I-II, q. 81 a. 4
Ob die Erbsünde von einer Person zugezogen würde, die wunderbar aus menschlichem Fleisch gebildet würde?
Quaestio 81 · Von der Ursache der Sünde von seiten des Menschen
Einwand 1: Es scheint, dass die Erbsünde von einer Person zugezogen würde, die wunderbar aus menschlichem Fleisch gebildet würde. Denn eine Glosse zu Gen 4,1 sagt, dass "Adams gesamte Nachkommenschaft in seinen Lenden verdorben war, weil sie nicht am Ort des Lebens von ihm getrennt wurden, bevor er sündigte, sondern am Ort der Verbannung, nachdem er gesündigt hatte." Aber wenn ein Mensch auf die besagte Weise gebildet würde, würde sein Fleisch am Ort der Verbannung abgetrennt werden. Also würde es die Erbsünde zuziehen.
Einwand 2: Ferner wird die Erbsünde in uns dadurch verursacht, dass die Seele durch das Fleisch infiziert wird. Aber das Fleisch des Menschen ist gänzlich verdorben. Also würde die Seele eines Menschen die Infektion der Erbsünde zuziehen, aus welchem Teil des Fleisches auch immer sie gebildet wurde.
Einwand 3: Ferner kommt die Erbsünde über alle von unserem Stammvater, insofern wir alle in ihm waren, als er sündigte. Aber jene, die aus menschlichem Fleisch gebildet werden könnten, wären in Adam gewesen. Also würden sie die Erbsünde zuziehen.
Dagegen spricht, dass sie nicht "gemäß der Samenkeimkraft" in Adam gewesen wären, was allein die Ursache der Übertragung der Erbsünde ist, wie Augustinus feststellt (Gen. ad lit. x, 18 ff.).

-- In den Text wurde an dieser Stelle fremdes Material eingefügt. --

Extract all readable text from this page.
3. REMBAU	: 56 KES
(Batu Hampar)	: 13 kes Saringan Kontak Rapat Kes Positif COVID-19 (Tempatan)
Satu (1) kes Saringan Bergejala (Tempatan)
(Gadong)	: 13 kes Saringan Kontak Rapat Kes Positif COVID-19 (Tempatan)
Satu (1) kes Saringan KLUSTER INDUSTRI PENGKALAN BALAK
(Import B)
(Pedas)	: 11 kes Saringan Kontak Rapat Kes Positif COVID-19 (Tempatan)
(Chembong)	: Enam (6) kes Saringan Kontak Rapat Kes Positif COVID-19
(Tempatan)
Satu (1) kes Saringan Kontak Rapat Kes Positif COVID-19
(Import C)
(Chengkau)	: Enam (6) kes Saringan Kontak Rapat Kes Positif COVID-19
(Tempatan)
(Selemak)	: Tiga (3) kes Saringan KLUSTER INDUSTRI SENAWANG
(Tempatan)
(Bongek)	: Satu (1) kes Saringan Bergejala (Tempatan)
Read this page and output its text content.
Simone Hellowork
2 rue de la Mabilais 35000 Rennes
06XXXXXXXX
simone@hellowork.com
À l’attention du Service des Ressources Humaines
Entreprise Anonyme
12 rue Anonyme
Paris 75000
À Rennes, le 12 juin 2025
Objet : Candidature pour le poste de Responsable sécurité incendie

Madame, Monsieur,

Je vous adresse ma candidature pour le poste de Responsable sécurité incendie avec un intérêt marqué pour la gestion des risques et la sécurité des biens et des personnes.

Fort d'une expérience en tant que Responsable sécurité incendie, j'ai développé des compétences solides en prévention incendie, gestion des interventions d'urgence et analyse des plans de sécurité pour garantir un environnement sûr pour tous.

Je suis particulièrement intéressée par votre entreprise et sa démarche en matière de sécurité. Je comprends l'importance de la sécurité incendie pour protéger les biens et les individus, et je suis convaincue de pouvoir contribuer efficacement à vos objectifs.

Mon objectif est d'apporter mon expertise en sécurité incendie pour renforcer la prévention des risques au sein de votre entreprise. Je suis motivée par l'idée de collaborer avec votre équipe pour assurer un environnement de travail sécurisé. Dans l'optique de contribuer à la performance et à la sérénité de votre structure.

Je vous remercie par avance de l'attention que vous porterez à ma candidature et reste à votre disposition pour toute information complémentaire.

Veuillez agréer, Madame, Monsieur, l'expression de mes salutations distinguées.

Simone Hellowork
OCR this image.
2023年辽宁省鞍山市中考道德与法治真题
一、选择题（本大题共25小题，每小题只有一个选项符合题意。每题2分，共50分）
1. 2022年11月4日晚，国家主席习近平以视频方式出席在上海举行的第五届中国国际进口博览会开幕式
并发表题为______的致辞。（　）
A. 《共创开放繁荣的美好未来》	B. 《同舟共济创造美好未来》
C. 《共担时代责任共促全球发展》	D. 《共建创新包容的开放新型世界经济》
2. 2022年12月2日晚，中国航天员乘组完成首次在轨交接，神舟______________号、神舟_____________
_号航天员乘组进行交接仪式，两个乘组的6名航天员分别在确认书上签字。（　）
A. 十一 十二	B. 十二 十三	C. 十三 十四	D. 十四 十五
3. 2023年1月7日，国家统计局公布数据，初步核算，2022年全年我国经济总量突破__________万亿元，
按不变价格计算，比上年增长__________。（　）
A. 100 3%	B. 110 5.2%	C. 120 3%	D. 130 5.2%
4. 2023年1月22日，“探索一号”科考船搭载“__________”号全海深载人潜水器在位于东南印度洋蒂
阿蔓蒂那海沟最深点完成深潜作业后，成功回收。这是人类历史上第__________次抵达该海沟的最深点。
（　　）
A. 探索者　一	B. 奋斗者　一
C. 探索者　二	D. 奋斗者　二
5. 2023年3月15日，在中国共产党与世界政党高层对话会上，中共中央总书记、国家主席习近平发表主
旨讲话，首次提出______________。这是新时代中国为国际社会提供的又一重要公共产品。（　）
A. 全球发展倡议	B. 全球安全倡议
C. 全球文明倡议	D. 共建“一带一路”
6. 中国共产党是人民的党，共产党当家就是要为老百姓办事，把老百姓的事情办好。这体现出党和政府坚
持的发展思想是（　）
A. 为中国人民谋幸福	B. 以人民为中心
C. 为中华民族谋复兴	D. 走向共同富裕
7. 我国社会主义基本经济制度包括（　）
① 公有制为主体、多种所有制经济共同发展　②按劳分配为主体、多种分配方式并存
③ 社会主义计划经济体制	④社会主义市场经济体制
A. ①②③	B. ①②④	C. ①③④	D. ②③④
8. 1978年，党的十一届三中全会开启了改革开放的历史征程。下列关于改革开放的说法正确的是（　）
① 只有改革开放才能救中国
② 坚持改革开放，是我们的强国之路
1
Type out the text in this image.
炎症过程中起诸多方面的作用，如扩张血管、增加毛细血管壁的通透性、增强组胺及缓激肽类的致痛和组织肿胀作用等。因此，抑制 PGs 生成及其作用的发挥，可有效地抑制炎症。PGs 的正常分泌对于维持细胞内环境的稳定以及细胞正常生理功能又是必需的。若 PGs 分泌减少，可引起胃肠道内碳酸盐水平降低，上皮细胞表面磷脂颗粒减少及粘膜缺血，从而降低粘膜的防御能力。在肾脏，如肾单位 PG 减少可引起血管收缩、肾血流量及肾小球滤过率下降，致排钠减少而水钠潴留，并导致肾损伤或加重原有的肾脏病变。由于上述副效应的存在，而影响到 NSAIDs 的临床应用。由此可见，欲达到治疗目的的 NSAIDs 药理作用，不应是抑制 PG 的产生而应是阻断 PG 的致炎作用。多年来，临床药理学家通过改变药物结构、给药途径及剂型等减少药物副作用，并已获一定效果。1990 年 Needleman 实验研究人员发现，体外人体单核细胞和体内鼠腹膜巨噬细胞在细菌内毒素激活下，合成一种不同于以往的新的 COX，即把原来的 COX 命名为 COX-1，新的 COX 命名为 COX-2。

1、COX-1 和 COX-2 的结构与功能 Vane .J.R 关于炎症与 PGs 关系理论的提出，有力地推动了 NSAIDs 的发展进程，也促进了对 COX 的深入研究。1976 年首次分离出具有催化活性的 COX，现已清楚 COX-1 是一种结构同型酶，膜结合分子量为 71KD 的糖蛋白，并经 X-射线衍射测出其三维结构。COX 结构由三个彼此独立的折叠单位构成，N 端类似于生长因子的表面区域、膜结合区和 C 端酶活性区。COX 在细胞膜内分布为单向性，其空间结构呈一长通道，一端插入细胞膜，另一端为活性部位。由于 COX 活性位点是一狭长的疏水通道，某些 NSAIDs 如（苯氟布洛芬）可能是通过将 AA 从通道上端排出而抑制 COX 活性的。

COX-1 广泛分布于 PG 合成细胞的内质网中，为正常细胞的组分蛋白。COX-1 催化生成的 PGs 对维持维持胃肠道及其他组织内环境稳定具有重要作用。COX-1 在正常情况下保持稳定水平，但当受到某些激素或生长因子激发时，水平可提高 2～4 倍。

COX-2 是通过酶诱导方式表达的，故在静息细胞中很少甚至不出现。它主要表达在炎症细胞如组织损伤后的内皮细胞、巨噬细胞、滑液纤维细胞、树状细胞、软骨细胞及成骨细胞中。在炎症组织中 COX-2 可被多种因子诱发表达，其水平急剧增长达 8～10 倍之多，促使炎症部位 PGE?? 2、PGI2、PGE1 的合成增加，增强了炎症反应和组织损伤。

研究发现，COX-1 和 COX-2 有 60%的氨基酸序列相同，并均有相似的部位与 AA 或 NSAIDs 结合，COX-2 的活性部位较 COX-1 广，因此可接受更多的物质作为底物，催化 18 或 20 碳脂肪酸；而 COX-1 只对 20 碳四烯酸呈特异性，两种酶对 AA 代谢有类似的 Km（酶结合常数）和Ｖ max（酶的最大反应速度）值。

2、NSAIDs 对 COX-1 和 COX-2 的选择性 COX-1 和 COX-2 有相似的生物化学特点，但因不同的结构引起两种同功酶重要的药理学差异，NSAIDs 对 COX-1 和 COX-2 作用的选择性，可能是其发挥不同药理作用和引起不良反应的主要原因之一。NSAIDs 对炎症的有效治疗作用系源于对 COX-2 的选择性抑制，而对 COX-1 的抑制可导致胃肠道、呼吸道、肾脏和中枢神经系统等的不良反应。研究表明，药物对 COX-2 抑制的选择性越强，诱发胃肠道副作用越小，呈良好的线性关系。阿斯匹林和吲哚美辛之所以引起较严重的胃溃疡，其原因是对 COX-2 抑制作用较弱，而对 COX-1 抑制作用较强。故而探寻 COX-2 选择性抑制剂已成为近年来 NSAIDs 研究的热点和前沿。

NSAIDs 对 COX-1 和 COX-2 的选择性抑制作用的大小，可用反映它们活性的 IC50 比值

Ich antworte darauf, dass, wie oben gesagt (Artikel 1, 3), die Erbsünde vom Stammvater auf seine Nachkommenschaft übertragen wird, insofern diese von ihm durch Zeugung bewegt wird, so wie die Glieder von der Seele zur tatsächlichen Sünde bewegt werden. Nun gibt es keine Bewegung zur Zeugung außer durch die aktive Kraft der Zeugung: so dass jene allein die Erbsünde zuziehen, die von Adam durch die aktive Kraft der Zeugung abstammen, die ursprünglich von Adam abgeleitet ist, d.h. die von ihm durch Samenkeimkraft abstammen; denn die Samenkeimkraft ist nichts anderes als die aktive Kraft der Zeugung. Wenn aber jemand von Gott aus menschlichem Fleisch gebildet würde, ist es offensichtlich, dass die aktive Kraft nicht von Adam abgeleitet wäre. Folglich würde er die Erbsünde nicht zuziehen: so wie auch eine Hand keinen Anteil an einer menschlichen Sünde hätte, wenn sie nicht durch den Willen des Menschen, sondern durch irgendeine äußere Kraft bewegt würde.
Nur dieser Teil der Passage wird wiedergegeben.